Too early to start thinking about it or not ??  
I hate the stress of buying presents.... any idea for grandparents ??
I am also cooking Christmas dinner at home my first time at 30  
xx


----------



## babysparkle (Mar 28, 2011)

It's only 34 sleeps until Christmas   not too early! 

I'm afraid I've bought nearly all my presents already   They're heaped up in the spare room waiting to be wrapped (I'm not that organised)   I started early to spread the cost but then DH announced he'd saved some money to pay for our flights and car hire to go to my Auntie's but we decided not to go, so he let me loose with all the money and I went mad and did most of it in the one go!

I used to buy my Gran presents then one year I gave her a Boots voucher, as I'd run out of ideas,  and she raved about it as it meant she could walk along to her local shop and get what she needed so that's what she gets each Birthday and Christmas and it makes her happy   My Grandad used to be happy with a bottle of whiskey   but he also enjoyed foodie treats that he wouldn't usually buy for himself.

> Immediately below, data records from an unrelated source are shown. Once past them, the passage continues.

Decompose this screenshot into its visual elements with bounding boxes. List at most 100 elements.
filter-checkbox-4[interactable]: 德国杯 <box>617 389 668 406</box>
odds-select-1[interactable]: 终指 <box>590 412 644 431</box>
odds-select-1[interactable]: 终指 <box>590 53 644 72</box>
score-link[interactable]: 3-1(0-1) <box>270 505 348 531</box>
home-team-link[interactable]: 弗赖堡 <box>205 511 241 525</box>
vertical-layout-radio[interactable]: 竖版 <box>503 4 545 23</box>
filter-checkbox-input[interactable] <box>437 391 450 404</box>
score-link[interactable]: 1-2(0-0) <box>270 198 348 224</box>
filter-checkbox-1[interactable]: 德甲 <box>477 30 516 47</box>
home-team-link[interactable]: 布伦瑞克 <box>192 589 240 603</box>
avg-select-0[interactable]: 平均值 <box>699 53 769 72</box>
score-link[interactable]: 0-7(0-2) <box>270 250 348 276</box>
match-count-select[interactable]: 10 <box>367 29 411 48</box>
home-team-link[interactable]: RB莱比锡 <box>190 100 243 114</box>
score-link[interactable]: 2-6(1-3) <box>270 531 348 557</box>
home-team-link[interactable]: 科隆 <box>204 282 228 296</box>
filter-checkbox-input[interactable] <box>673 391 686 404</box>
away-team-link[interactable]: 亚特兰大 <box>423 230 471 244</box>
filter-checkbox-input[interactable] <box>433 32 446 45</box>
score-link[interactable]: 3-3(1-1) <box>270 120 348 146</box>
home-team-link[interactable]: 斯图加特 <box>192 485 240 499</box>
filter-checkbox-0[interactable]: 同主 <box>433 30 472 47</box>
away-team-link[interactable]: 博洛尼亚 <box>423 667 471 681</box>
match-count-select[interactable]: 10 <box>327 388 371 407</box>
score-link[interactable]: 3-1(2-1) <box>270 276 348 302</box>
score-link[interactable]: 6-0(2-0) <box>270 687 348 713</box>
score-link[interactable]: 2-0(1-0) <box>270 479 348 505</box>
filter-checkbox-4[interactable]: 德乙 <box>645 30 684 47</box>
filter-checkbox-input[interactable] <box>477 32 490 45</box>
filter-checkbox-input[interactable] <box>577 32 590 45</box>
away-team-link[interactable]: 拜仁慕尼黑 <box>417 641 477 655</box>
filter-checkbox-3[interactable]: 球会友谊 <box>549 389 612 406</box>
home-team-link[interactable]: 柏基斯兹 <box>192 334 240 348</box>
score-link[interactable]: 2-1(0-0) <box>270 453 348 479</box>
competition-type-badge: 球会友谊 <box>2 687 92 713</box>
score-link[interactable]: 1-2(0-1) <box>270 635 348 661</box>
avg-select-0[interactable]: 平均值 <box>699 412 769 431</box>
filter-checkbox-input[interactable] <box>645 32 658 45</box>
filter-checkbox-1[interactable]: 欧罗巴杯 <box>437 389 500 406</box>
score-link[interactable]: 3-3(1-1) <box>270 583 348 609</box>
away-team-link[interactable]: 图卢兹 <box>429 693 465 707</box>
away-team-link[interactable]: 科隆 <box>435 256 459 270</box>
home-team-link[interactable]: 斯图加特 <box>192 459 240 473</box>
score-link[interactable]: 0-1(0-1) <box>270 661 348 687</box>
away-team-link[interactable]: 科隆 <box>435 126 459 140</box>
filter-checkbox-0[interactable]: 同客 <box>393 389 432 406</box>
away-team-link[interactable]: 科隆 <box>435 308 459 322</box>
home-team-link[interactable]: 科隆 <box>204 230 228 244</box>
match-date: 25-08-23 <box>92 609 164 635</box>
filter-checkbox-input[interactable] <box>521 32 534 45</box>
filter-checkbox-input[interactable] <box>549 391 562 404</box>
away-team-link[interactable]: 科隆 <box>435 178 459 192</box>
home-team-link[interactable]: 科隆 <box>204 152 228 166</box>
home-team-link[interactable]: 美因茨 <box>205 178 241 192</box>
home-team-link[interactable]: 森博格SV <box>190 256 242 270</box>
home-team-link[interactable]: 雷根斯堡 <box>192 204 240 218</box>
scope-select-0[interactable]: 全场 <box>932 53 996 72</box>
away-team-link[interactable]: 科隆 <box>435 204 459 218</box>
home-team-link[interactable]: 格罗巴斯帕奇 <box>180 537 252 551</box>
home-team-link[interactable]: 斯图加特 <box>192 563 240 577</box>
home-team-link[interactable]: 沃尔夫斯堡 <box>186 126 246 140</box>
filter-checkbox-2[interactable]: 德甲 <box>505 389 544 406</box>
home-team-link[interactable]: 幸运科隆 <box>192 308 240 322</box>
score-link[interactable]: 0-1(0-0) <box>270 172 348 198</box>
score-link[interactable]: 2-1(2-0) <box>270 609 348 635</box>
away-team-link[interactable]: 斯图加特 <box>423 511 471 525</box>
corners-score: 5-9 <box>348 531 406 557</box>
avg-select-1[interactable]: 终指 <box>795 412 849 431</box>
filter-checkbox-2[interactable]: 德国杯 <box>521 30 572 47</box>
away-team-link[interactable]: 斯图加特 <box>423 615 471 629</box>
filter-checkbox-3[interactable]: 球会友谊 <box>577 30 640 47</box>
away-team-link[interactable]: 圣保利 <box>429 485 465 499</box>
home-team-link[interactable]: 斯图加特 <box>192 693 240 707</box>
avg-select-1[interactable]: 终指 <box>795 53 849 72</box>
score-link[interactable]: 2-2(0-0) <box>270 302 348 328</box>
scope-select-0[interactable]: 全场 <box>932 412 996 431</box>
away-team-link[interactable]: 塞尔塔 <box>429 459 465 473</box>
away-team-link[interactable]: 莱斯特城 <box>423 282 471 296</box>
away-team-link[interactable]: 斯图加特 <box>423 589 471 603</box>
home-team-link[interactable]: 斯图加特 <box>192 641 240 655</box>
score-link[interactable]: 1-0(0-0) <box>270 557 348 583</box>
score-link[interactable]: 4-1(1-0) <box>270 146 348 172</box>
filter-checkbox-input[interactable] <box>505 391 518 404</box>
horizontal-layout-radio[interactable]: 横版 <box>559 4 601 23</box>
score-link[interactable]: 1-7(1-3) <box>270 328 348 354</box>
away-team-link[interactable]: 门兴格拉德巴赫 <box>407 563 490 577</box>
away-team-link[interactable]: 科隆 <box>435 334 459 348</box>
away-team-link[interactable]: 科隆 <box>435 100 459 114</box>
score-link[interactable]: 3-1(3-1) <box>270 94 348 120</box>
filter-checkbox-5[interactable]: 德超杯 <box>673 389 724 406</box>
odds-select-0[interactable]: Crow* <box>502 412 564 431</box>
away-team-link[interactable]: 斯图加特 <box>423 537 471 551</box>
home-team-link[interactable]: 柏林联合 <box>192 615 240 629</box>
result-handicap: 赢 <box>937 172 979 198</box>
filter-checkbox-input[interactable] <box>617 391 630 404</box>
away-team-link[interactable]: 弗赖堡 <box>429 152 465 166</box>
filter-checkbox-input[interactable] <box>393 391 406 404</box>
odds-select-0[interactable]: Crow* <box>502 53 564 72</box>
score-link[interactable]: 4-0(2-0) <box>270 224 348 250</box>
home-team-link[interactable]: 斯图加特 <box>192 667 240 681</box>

I've only cooked Christmas lunch once, the year we got married and it's a lot of preparation, then gets eaten in about 15 mins, so the next year we went away and each year since we've invited ourselves to my Aunties    This year my Dad is coming to stay (he lives abroad) and we thought about cooking but then my brother and his family would want to come as well and the thought of cooking dinner for 8 wasn't a pleasant one so we've booked a fancy restaurant and I'm really looking forward to it and not having any washing up!xx


----------



## Guest (Nov 21, 2011)

Never too early !! I love christmas !!

We are cooking at our house this year (well hubby is, im in charge of starter & pudding, he is doing main  ) Have got his parents and mine, and my sister & her 2 daughters. Cant wait !

Will be on my injections too (hopefully ) Woohoo !!

Have bought a few pressies, will be getting the majority this weekend  #

xxx


----------



## ♥Saila♥ (Mar 27, 2006)

I am really struggling with my and DH's grandparents I like to give presents as opposed to vouchers....  
I am really excited to cook Christmas dinner got my menu more or less prepared  just need to work out how to cook it all  
xx


----------